The first military telegraph line hooked Tucson with the rest of the world in 1873. A huge party was given to celebrate the occasion. On March 20, 1880, the Southern Pacific Railroad laid tracks to Tucson. It was a holiday for school children and many ceremonies and speeches were given. Now the population was up to 7,000. That year the Sisters of St. Joseph opened St. Mary’s Hospital. In 1881, the first telephone exchange was installed. The next year the first street lights, powered by gas, were installed. In 1885, the 13th Territorial Legislature agreed to set aside $25,000 for a state university at Tucson. Before the funds could be released the town had to provide 40 acres of land suitable for a campus. J.S. Mansfield, a regent appointed by the governor, selected a site east of town. He persuaded the owners to donate it to the territory. In November 1886, the owners, a pair of professional gamblers and a saloonkeeper, deeded the land to the university. Five years later the school opened with six teachers, 36 students, and one unfinished building. Old Main housed all classrooms and labs, library, and living quarters for some of the faculty.
In 1896, mule drawn streetcars started operating. In 1906, electric street cars began a three-mile loop route between the downtown and the University of Arizona campus. On February 14, 1912, President Taft signed the proclamation declaring Arizona the 48th state. In 1931, the street cars were replaced by gas powered busses.

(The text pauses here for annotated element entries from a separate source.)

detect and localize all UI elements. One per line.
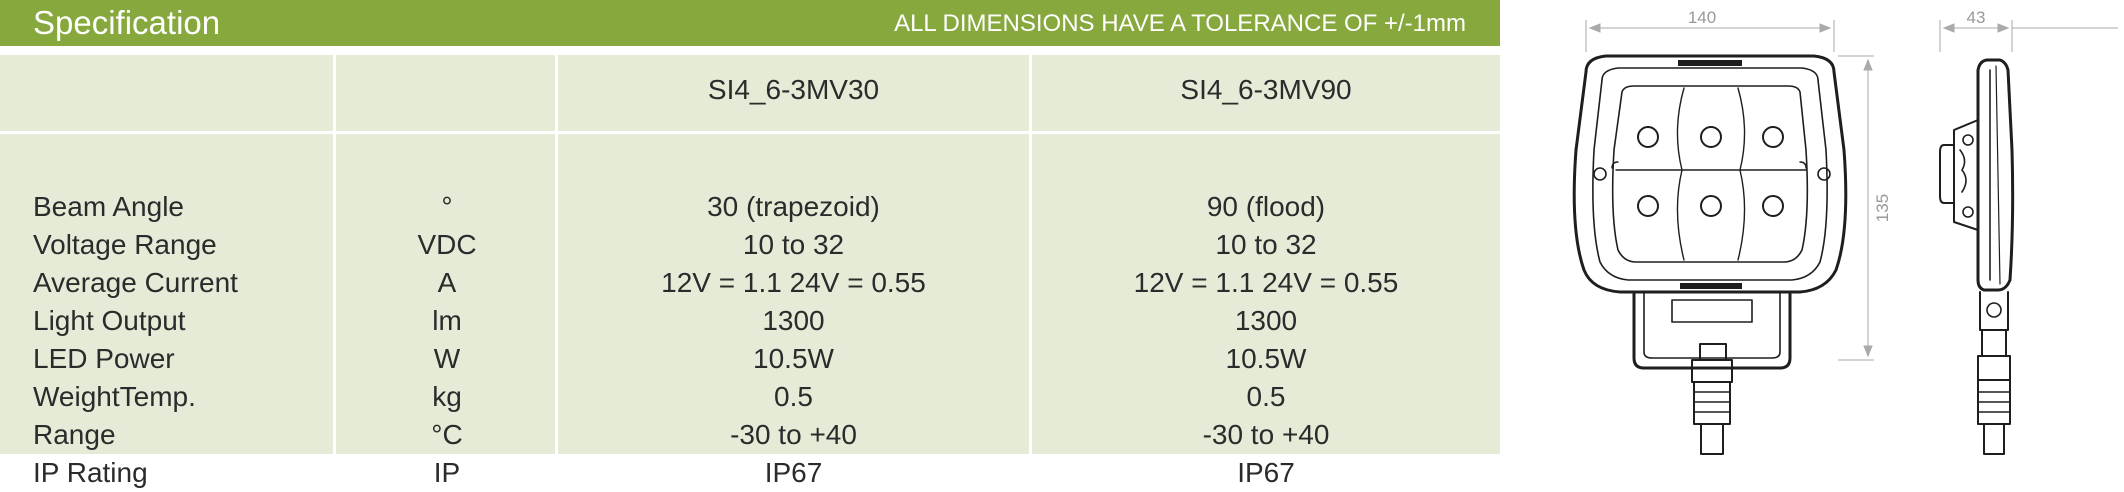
row-value-mv90: 1300 bbox=[1234, 305, 1298, 336]
spec-title: Specification bbox=[33, 4, 221, 41]
row-value-mv30: 10.5W bbox=[753, 343, 834, 374]
row-unit: °C bbox=[431, 419, 463, 450]
specification-panel: Specification ALL DIMENSIONS HAVE A TOLE… bbox=[0, 0, 1500, 488]
row-unit: W bbox=[433, 343, 461, 374]
row-value-mv30: 30 (trapezoid) bbox=[707, 191, 880, 222]
row-label: Light Output bbox=[33, 305, 186, 336]
row-label: Range bbox=[33, 419, 116, 450]
row-unit: lm bbox=[432, 305, 462, 336]
width-dimension: 140 bbox=[1688, 8, 1716, 27]
tolerance-note: ALL DIMENSIONS HAVE A TOLERANCE OF +/-1m… bbox=[894, 10, 1466, 37]
column-divider bbox=[555, 55, 558, 454]
row-label: LED Power bbox=[33, 343, 175, 374]
row-label: WeightTemp. bbox=[33, 381, 196, 412]
row-value-mv90: -30 to +40 bbox=[1202, 419, 1330, 450]
height-dimension: 135 bbox=[1873, 194, 1892, 222]
row-value-mv30: 0.5 bbox=[774, 381, 813, 412]
row-label: Voltage Range bbox=[33, 229, 217, 260]
side-view bbox=[1939, 58, 2015, 455]
row-value-mv90: 0.5 bbox=[1246, 381, 1286, 412]
spec-header: Specification ALL DIMENSIONS HAVE A TOLE… bbox=[0, 0, 1500, 46]
column-header-mv90: SI4_6-3MV90 bbox=[1180, 74, 1352, 105]
column-header-mv30: SI4_6-3MV30 bbox=[707, 74, 880, 105]
row-unit: A bbox=[437, 267, 457, 298]
row-label: Beam Angle bbox=[33, 191, 184, 222]
product-dimension-drawing: 140 135 43 bbox=[1572, 8, 2118, 455]
row-unit: ° bbox=[441, 191, 453, 222]
row-unit: VDC bbox=[417, 229, 477, 260]
row-value-mv90: 10 to 32 bbox=[1215, 229, 1317, 260]
header-row-divider bbox=[0, 131, 1500, 134]
row-unit: kg bbox=[432, 381, 462, 412]
side-dimensions bbox=[1939, 20, 2118, 52]
row-value-mv30: 10 to 32 bbox=[742, 229, 845, 260]
row-value-mv30: 1300 bbox=[762, 305, 825, 336]
column-divider bbox=[333, 55, 336, 454]
row-value-mv30: 12V = 1.1 24V = 0.55 bbox=[661, 267, 926, 298]
spec-table: SI4_6-3MV30 SI4_6-3MV90 Beam Angle ° 30 (t… bbox=[0, 55, 1500, 488]
depth-dimension: 43 bbox=[1967, 8, 1986, 27]
row-value-mv90: 10.5W bbox=[1225, 343, 1307, 374]
row-label: Average Current bbox=[33, 267, 238, 298]
row-value-mv30: -30 to +40 bbox=[730, 419, 857, 450]
column-divider bbox=[1029, 55, 1032, 454]
front-dimensions bbox=[1585, 20, 1874, 361]
row-value-mv90: 12V = 1.1 24V = 0.55 bbox=[1133, 267, 1399, 298]
row-value-mv90: 90 (flood) bbox=[1206, 191, 1326, 222]
front-view bbox=[1572, 54, 1848, 455]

One of Tucson’s prized possessions is Kitt Peak. It is the site of the nation’s first national observatory. Today over one dozen telescope domes are on the peak. About 500 astronomers and 50,000 tourists visit each year. Before Kitt was open there was no observatory open to all U.S. astronomers. At the time Palomar Observatory in California was privately owned and some U.S. astronomers didn’t like that. They felt their competitive edge in the Cold War would be lost. Congress created the National Science Foundation after World War II and astronomers felt this was the perfect opportunity to get the foundation to pay for a national observatory run by a university consortium. The Association for Universities for Research in Astronomy was created. More than 150 mountains were considered, then the choice was down to five sites. After two years of testing, Kitt was picked. Kitt delivered sharp images. The mountain top was clear and remarkably dry. It was far enough away from town that lights didn’t interfere, but close enough that people who worked there could live near by. Over the years Tucson has adopted certain light reducing policies to make sure it doesn’t interfere with the observatory. The consortium had to buy the property from the Papago Indians, now called the Tohono O’odham Indians. At first they wouldn’t sell. Then the astronomers took tribal leaders to the University of Arizona to let them look through a 36-inch telescope. Finally an agreement was reached. They pay an $11,000 a year lease, plus give qualified Indians preferential treatment in hiring. It was built for a cost of $6.8 million. The lease was signed on Oct 3, 1958.